Published: September 5, 2018 at 2:06 pm

COMPOSERS: Handel
LABELS: Signum
ALBUM TITLE: Handel in Italy
WORKS: Vol. 2: Overture to Agrippina; Nisi Dominus - 'Sicut sagittae'; Il trionfo del tempo e del disinganno - 'Tu del ciel ministro eletto'; Cantata: Poichè giuraro Amore; Cantata: Dalla guerra amorosa; Aci, Galatea e Polifemo - 'Precipitoso nel mar che freme'; Quel fior che all'alba ride; Se tu non lasci amore; Sonata in G minor - Larghetto; Concerto in G; Andante in G
PERFORMER: Mary Bevan, Sophie Bevan (soprano), Benjamin Bevan (baritone); London Early Opera/Bridget Cunningham
CATALOGUE NO: SIGCD 462

The second volume of Bridget Cunningham’s Handel in Italy series is a jolly jumble of cantatas and excerpts from sacred and secular works from the young composer’s years in Rome, Venice, Naples and Tuscany. Behind this flowering of invention, as Cunningham points out in her notes, was a network of sophisticated aristocrats and cardinals. It was their ears that Handel seduced with his serenatas, psalm settings and oratorios.
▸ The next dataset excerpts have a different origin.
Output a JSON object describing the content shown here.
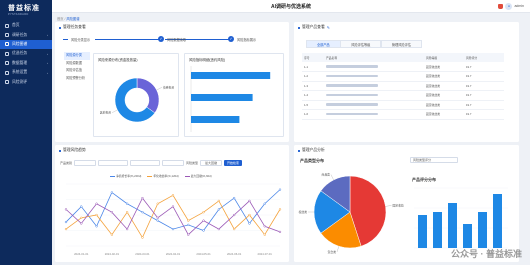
{
  "brand": {
    "name": "普益标准",
    "tagline": "PYSTANDARD"
  },
  "app_title": "AI调研与优选系统",
  "user": {
    "avatar": "A",
    "name": "admin"
  },
  "sidebar": {
    "items": [
      {
        "label": "首页",
        "active": false
      },
      {
        "label": "调研任务",
        "active": false,
        "arrow": "›"
      },
      {
        "label": "风险图谱",
        "active": true
      },
      {
        "label": "优选任务",
        "active": false,
        "arrow": "›"
      },
      {
        "label": "数据管理",
        "active": false,
        "arrow": "›"
      },
      {
        "label": "系统设置",
        "active": false,
        "arrow": "›"
      },
      {
        "label": "风险测评",
        "active": false
      }
    ]
  },
  "breadcrumb": {
    "home": "首页",
    "current": "风险图谱"
  },
  "panels": {
    "analysis": {
      "title": "管理任务查看",
      "steps": [
        {
          "label": "风险分类显示"
        },
        {
          "label": "风险数据读取"
        },
        {
          "label": "风险指标展示"
        }
      ],
      "submenu": [
        "风险源分类",
        "风险源数据",
        "风险评估值",
        "风险预警分析"
      ]
    },
    "products": {
      "title": "管理产品查看",
      "tabs": [
        "全部产品",
        "风险评估等级",
        "管理风险评估"
      ],
      "table": {
        "headers": [
          "序号",
          "产品名称",
          "风险等级",
          "风险评分"
        ],
        "rows": [
          {
            "no": "1-1",
            "level": "固定收益类",
            "score": "19.7"
          },
          {
            "no": "1-2",
            "level": "固定收益类",
            "score": "19.7"
          },
          {
            "no": "1-3",
            "level": "固定收益类",
            "score": "19.7"
          },
          {
            "no": "1-4",
            "level": "固定收益类",
            "score": "19.7"
          },
          {
            "no": "1-5",
            "level": "固定收益类",
            "score": "19.7"
          },
          {
            "no": "1-6",
            "level": "固定收益类",
            "score": "19.7"
          }
        ]
      }
    },
    "trend": {
      "title": "管理风险趋势",
      "filters": {
        "product_label": "产品类别",
        "date_label": "风险类型",
        "period": "最大回撤",
        "button": "开始检索"
      }
    },
    "distribution": {
      "title": "管理产品分析",
      "select": "风险类型评分"
    }
  },
  "chart_data": [
    {
      "type": "pie",
      "title": "风险来源分布(资金投放量)",
      "slices": [
        {
          "label": "债券投资",
          "value": 35,
          "color": "#6a64d8"
        },
        {
          "label": "其他投资",
          "value": 65,
          "color": "#1e88e5"
        }
      ],
      "donut": true
    },
    {
      "type": "bar",
      "title": "风险指标明细(违约风险)",
      "orientation": "horizontal",
      "categories": [
        "A",
        "B",
        "C"
      ],
      "values": [
        90,
        70,
        55
      ],
      "color": "#1e88e5"
    },
    {
      "type": "line",
      "x": [
        "2024-01-01",
        "2024-02-01",
        "2024-03-01",
        "2024-04-01",
        "2024-05-01",
        "2024-06-01",
        "2024-07-01"
      ],
      "series": [
        {
          "name": "净值增长率(%,200d)",
          "color": "#4a86e8",
          "values": [
            85,
            140,
            70,
            190,
            150,
            120,
            90,
            60,
            75,
            55,
            130,
            170,
            80,
            150,
            200
          ]
        },
        {
          "name": "年化收益率(%,120d)",
          "color": "#f4a23b",
          "values": [
            60,
            100,
            110,
            40,
            120,
            30,
            150,
            180,
            90,
            120,
            160,
            60,
            110,
            40,
            130
          ]
        },
        {
          "name": "最大回撤(%,60d)",
          "color": "#9b59b6",
          "values": [
            130,
            80,
            150,
            120,
            60,
            170,
            100,
            140,
            40,
            90,
            60,
            110,
            160,
            70,
            50
          ]
        }
      ],
      "ylim": [
        0,
        220
      ]
    },
    {
      "type": "pie",
      "title": "产品类型分布",
      "slices": [
        {
          "label": "固定收益",
          "value": 45,
          "color": "#e53935"
        },
        {
          "label": "混合类",
          "value": 20,
          "color": "#fb8c00"
        },
        {
          "label": "权益类",
          "value": 20,
          "color": "#1e88e5"
        },
        {
          "label": "商品类",
          "value": 15,
          "color": "#5c6bc0"
        }
      ]
    },
    {
      "type": "bar",
      "title": "产品评分分布",
      "categories": [
        "1",
        "2",
        "3",
        "4",
        "5",
        "6"
      ],
      "values": [
        55,
        60,
        75,
        40,
        60,
        90
      ],
      "color": "#1e88e5"
    }
  ],
  "watermark": "公众号 · 普益标准"
}
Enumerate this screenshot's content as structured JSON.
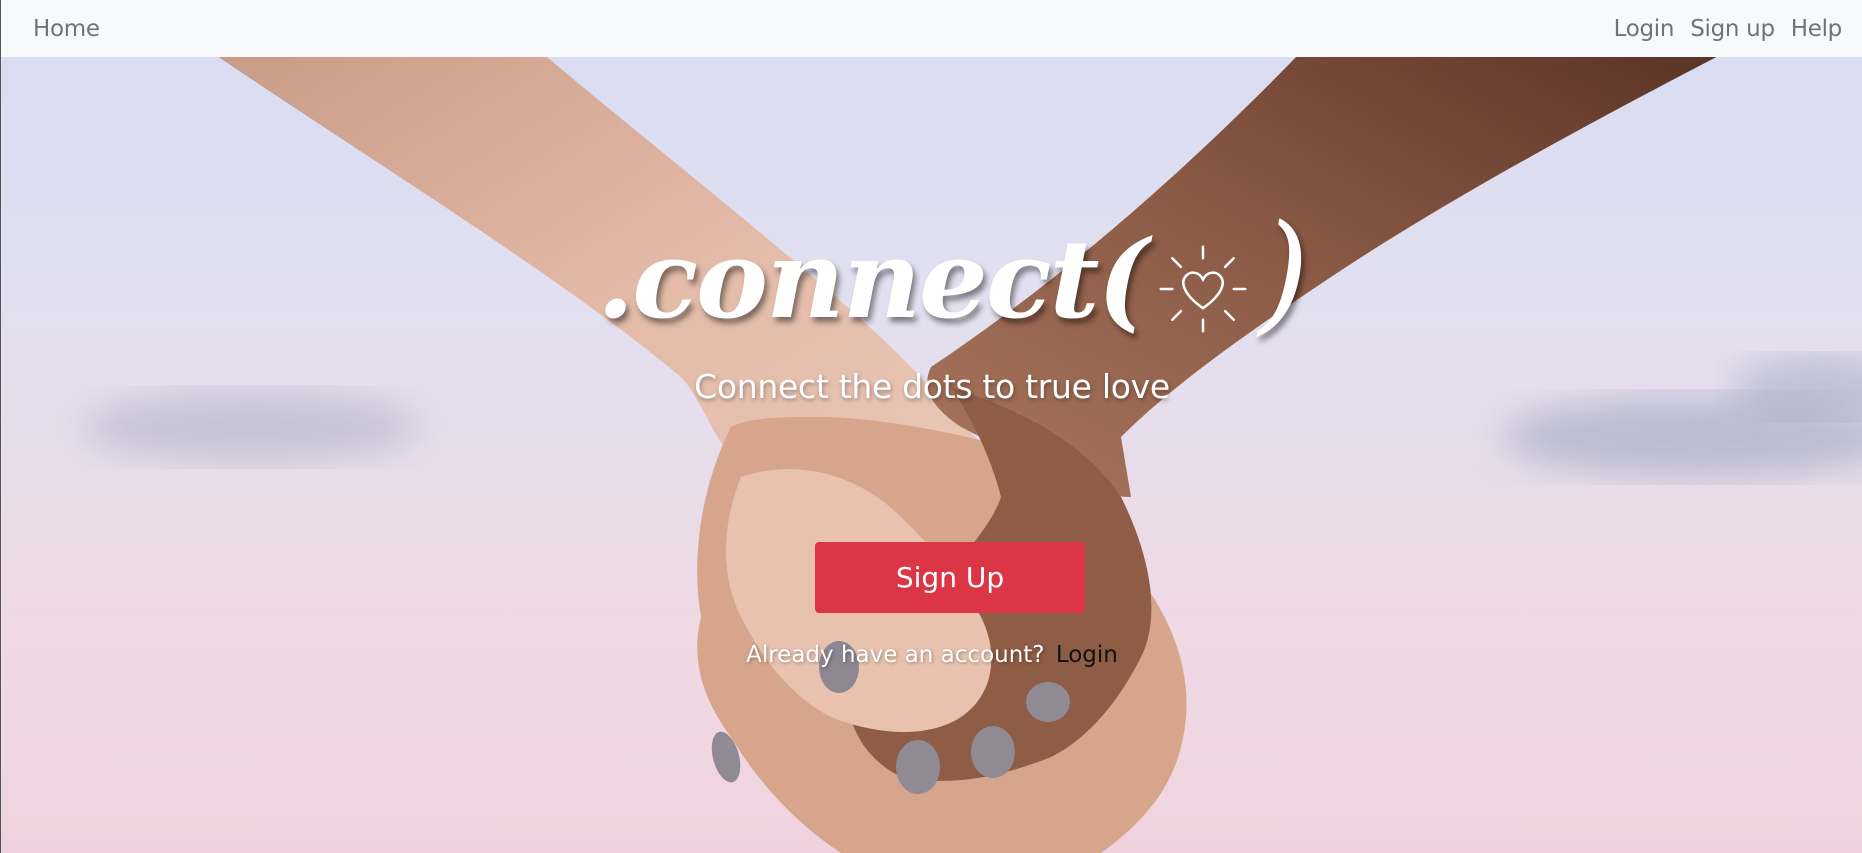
{
  "nav": {
    "home_label": "Home",
    "login_label": "Login",
    "signup_label": "Sign up",
    "help_label": "Help"
  },
  "hero": {
    "logo_text": ".connect(",
    "logo_close": ")",
    "logo_icon": "heart-sun-icon",
    "tagline": "Connect the dots to true love",
    "signup_button": "Sign Up",
    "account_prompt": "Already have an account?",
    "account_login": "Login"
  },
  "colors": {
    "navbar_bg": "#f8f9fa",
    "nav_text": "#6c757d",
    "button_bg": "#dc3545",
    "text_light": "#ffffff"
  }
}
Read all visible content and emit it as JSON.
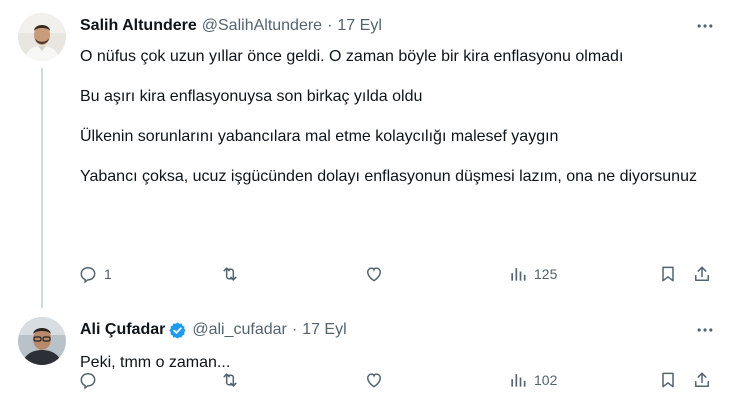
{
  "tweets": [
    {
      "author_name": "Salih Altundere",
      "handle": "@SalihAltundere",
      "separator": "·",
      "date": "17 Eyl",
      "paragraphs": [
        "O nüfus çok uzun yıllar önce geldi. O zaman böyle bir kira enflasyonu olmadı",
        "Bu aşırı kira enflasyonuysa son birkaç yılda oldu",
        "Ülkenin sorunlarını yabancılara mal etme kolaycılığı malesef yaygın",
        "Yabancı çoksa, ucuz işgücünden dolayı enflasyonun düşmesi lazım, ona ne diyorsunuz"
      ],
      "reply_count": "1",
      "retweet_count": "",
      "like_count": "",
      "view_count": "125"
    },
    {
      "author_name": "Ali Çufadar",
      "handle": "@ali_cufadar",
      "separator": "·",
      "date": "17 Eyl",
      "verified": true,
      "paragraphs": [
        "Peki, tmm o zaman..."
      ],
      "reply_count": "",
      "retweet_count": "",
      "like_count": "",
      "view_count": "102"
    }
  ],
  "colors": {
    "text_primary": "#0f1419",
    "text_secondary": "#536471",
    "verified_blue": "#1d9bf0",
    "thread_line": "#cfd9de"
  },
  "icons": [
    "reply-icon",
    "retweet-icon",
    "like-icon",
    "views-icon",
    "bookmark-icon",
    "share-icon",
    "more-icon",
    "verified-icon"
  ]
}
As before, London Early Opera plays with lemon-fresh strings and lean phrasing. It doesn’t take long, however, to hunger for something richer and more calorific and a programme of tighter focus. The oboes are challenged by the figures in the overture to Agrippina and their tone is wan. Cunningham’s own playing is delicate, both in the Larghetto from the Harpsichord Sonata in G minor, and in the G major Concerto and Andante.

There is far more buoyancy and colour in the vocal items: Sophie Bevan’s poised reading of ‘Tu del ciel’ from Il trionfo del Tempo e del Disinganno; Benjamin Bevan’s suave Dalla guerra amorosa, and Mary Bevan’s dark-toned, expressive performance of Poichè giuraro Amore, recorded for the first time here. All three sing together in the delicious Quel fior che all’alba ride and Se tu non lasci amore, making a persuasive argument for a complete survey of the chamber cantatas.